Now, in order for a company to pass the Mad Money “safe-test,” the earnings should be twice the size of the dividend. So with Rollins expected to earn 89 cents this year and 99 cents in 2011, ROL has plenty of room to keep increasing its dividend before it gets anywhere near non-safe territory.
Currently, the company has 2 million customers and about 500 locations all around the globe, with 40 percent of its business coming from commercial pest control, 40 percent from residential and 20 percent from termite control. Best of all, Cramer said, this is not a business that needs a good economy to make money and one that should not suffer if we get a double-dip recession.
Rollins has close to 20 percent of the market share in domestic commercial pest control and has expanded internationally by establishing 14 overseas franchises – including those in Panama, Mexico, the UAE, South Korea, Jamaica, Lebanon and Ireland – in order to keep its costs down.
Cramer told viewers that ROS is also a cash generator that averages $76 million in free cash flow a year, with $82 million in just the first three quarters of 2009. And the company is now focused on improving customer retention and increasing its sales yield through better closure rates.

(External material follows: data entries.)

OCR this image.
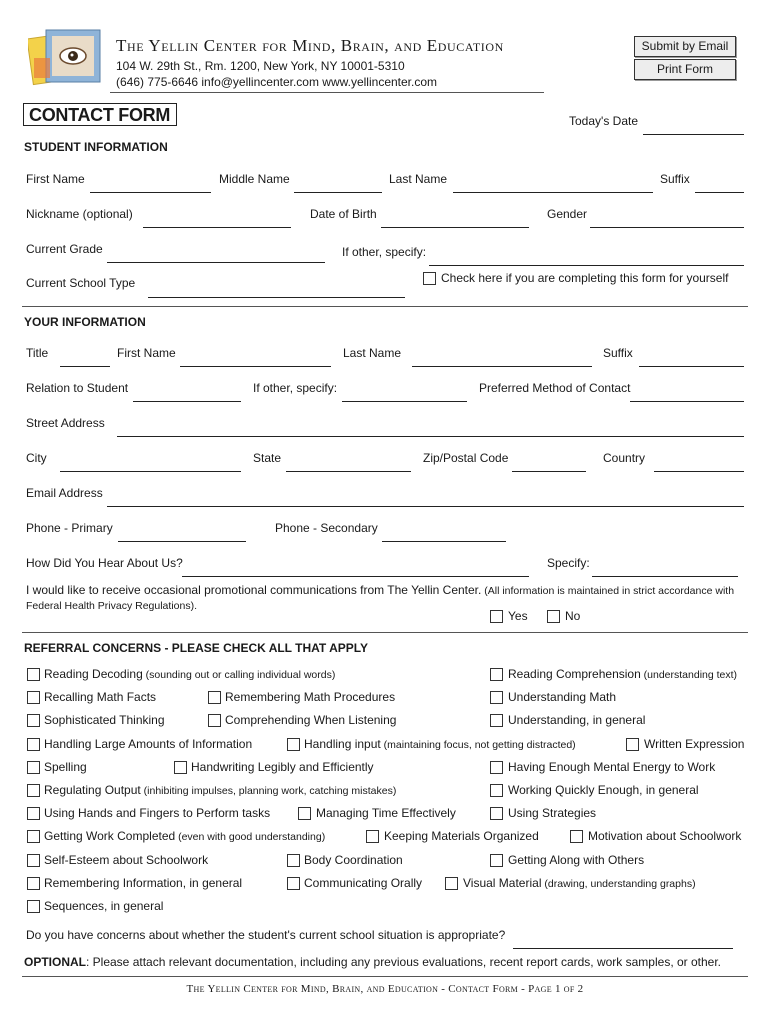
The Yellin Center for Mind, Brain, and Education
104 W. 29th St., Rm. 1200, New York, NY 10001-5310
(646) 775-6646 info@yellincenter.com www.yellincenter.com
Submit by Email
Print Form
CONTACT FORM	Today's Date
STUDENT INFORMATION
First Name	Middle Name	Last Name	Suffix
Nickname (optional)	Date of Birth	Gender
Current Grade	If other, specify:
Check here if you are completing this form for yourself
Current School Type
YOUR INFORMATION
Title	First Name	Last Name	Suffix
Relation to Student	If other, specify:	Preferred Method of Contact
Street Address
City	State	Zip/Postal Code	Country
Email Address
Phone - Primary	Phone - Secondary
How Did You Hear About Us?	Specify:
I would like to receive occasional promotional communications from The Yellin Center. (All information is maintained in strict accordance with Federal Health Privacy Regulations).
Yes	No
REFERRAL CONCERNS - PLEASE CHECK ALL THAT APPLY
Reading Decoding (sounding out or calling individual words)	Reading Comprehension (understanding text)
Recalling Math Facts	Remembering Math Procedures	Understanding Math
Sophisticated Thinking	Comprehending When Listening	Understanding, in general
Handling Large Amounts of Information	Handling input (maintaining focus, not getting distracted)	Written Expression
Spelling	Handwriting Legibly and Efficiently	Having Enough Mental Energy to Work
Regulating Output (inhibiting impulses, planning work, catching mistakes)	Working Quickly Enough, in general
Using Hands and Fingers to Perform tasks	Managing Time Effectively	Using Strategies
Getting Work Completed (even with good understanding)	Keeping Materials Organized	Motivation about Schoolwork
Self-Esteem about Schoolwork	Body Coordination	Getting Along with Others
Remembering Information, in general	Communicating Orally	Visual Material (drawing, understanding graphs)
Sequences, in general
Do you have concerns about whether the student's current school situation is appropriate?
OPTIONAL: Please attach relevant documentation, including any previous evaluations, recent report cards, work samples, or other.
The Yellin Center for Mind, Brain, and Education - Contact Form - Page 1 of 2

Plus, Cramer said, the company made a smart acquisition by buying Home Team Pest Defense in 2008, the third-largest residential pest control play at the time. Home Team has a product that can be pre-installed inside the walls of a house through their exclusive partnership with the homebuilder Toll Brothers . The company is also working on expanding its relationship with Pulte Homes.
Right now Rollins is just a point off its high, but Cramer thinks this stock is worth it given the size of its dividend increase. And it could go even higher if the company picks up more coverage.
The bottom line: An increased payout means that a buiness is in good shape.
"That's why we like dividend raisers and the sompanies that put them through," Cramer said.